Microchip brand flash programmers are nice; I've used them on their PIC line of microcontrollers. I think most boards currently use 8 pin dip SPI chips, and microchip uses SPI, so you should be good to go. Look on your motherboard for a small black chip with 8 pins on it, in a socket. It should say winbond on it, and then 25q32 or something similar. That would be a dip8 SPI.
BTW, if you can solder, and you have a linux pc with a parallel port, you can flash it yourself, with a fistful of radio shack crud. I bricked my new ASUS m5a99x EVO with their own BIOS update program (can't believe this isn't foolproof yet), and before I went to exchange it, I decided to try flashing it myself, since I had all the parts on-hand. After all, if it didn't work, I could still exchange.

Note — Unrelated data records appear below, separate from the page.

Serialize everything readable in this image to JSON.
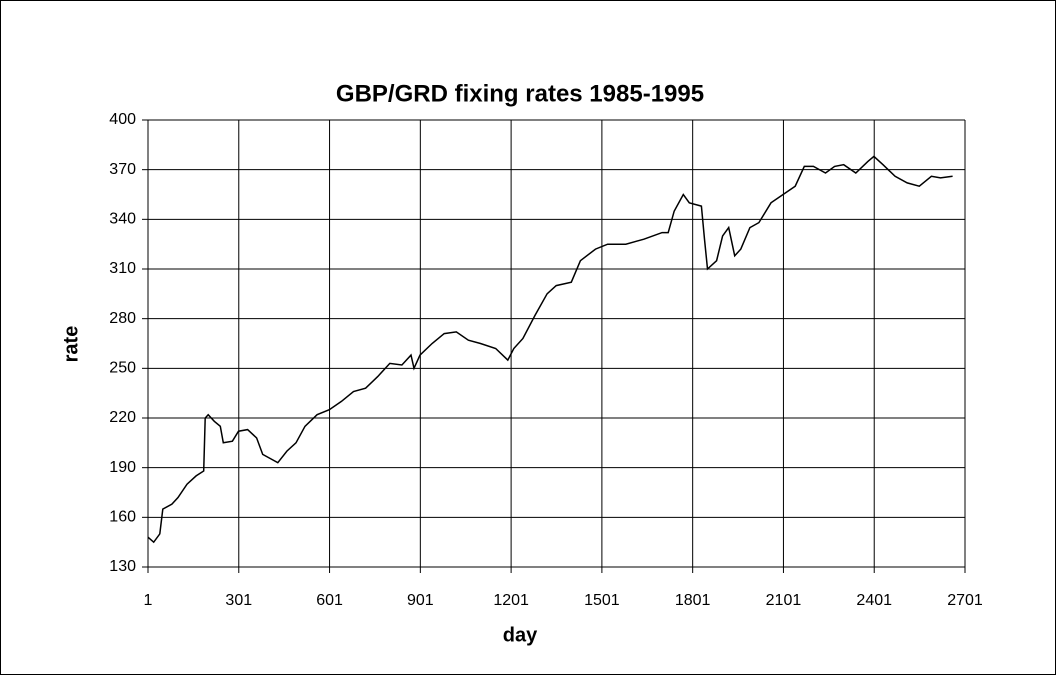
{
  "chart_data": {
    "type": "line",
    "title": "GBP/GRD fixing rates 1985-1995",
    "x_label": "day",
    "y_label": "rate",
    "xlim": [
      1,
      2701
    ],
    "xticks": [
      1,
      301,
      601,
      901,
      1201,
      1501,
      1801,
      2101,
      2401,
      2701
    ],
    "ylim": [
      130,
      400
    ],
    "yticks": [
      130,
      160,
      190,
      220,
      250,
      280,
      310,
      340,
      370,
      400
    ],
    "grid": true,
    "x": [
      1,
      20,
      40,
      50,
      80,
      100,
      130,
      160,
      185,
      190,
      200,
      220,
      240,
      250,
      280,
      300,
      330,
      360,
      380,
      410,
      430,
      460,
      490,
      520,
      560,
      600,
      640,
      680,
      720,
      760,
      800,
      840,
      870,
      880,
      900,
      940,
      980,
      1020,
      1060,
      1100,
      1150,
      1190,
      1210,
      1240,
      1280,
      1320,
      1350,
      1400,
      1430,
      1480,
      1520,
      1580,
      1640,
      1700,
      1720,
      1740,
      1770,
      1790,
      1830,
      1840,
      1850,
      1880,
      1900,
      1920,
      1940,
      1960,
      1990,
      2020,
      2060,
      2100,
      2140,
      2170,
      2200,
      2240,
      2270,
      2300,
      2340,
      2380,
      2400,
      2430,
      2470,
      2510,
      2550,
      2590,
      2620,
      2660
    ],
    "series": [
      {
        "name": "rate",
        "color": "#000000",
        "values": [
          148,
          145,
          150,
          165,
          168,
          172,
          180,
          185,
          188,
          220,
          222,
          218,
          215,
          205,
          206,
          212,
          213,
          208,
          198,
          195,
          193,
          200,
          205,
          215,
          222,
          225,
          230,
          236,
          238,
          245,
          253,
          252,
          258,
          250,
          258,
          265,
          271,
          272,
          267,
          265,
          262,
          255,
          262,
          268,
          282,
          295,
          300,
          302,
          315,
          322,
          325,
          325,
          328,
          332,
          332,
          345,
          355,
          350,
          348,
          328,
          310,
          315,
          330,
          335,
          318,
          322,
          335,
          338,
          350,
          355,
          360,
          372,
          372,
          368,
          372,
          373,
          368,
          375,
          378,
          373,
          366,
          362,
          360,
          366,
          365,
          366
        ]
      }
    ]
  }
}
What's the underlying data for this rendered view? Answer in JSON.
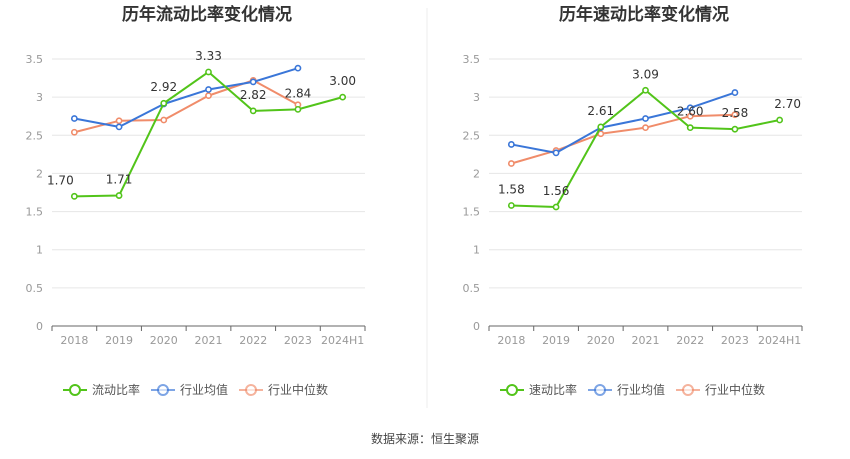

It worked great, so I decided to keep the board:
http://www.overclock.net/t/1318260/m5a99x-bios-1503-brick-solved#post_18414851
EDIT:
The BIOS chip should look something like this:
http://www.aliexpress.com/store/product/W25Q64BVAIG-DIP-8-MXIC-25Q64BVAIG-64MBIT/503973_441878133.html
If you only see 1 of those chips on the board, and it has a number 25Qxxxxx, that's the bios.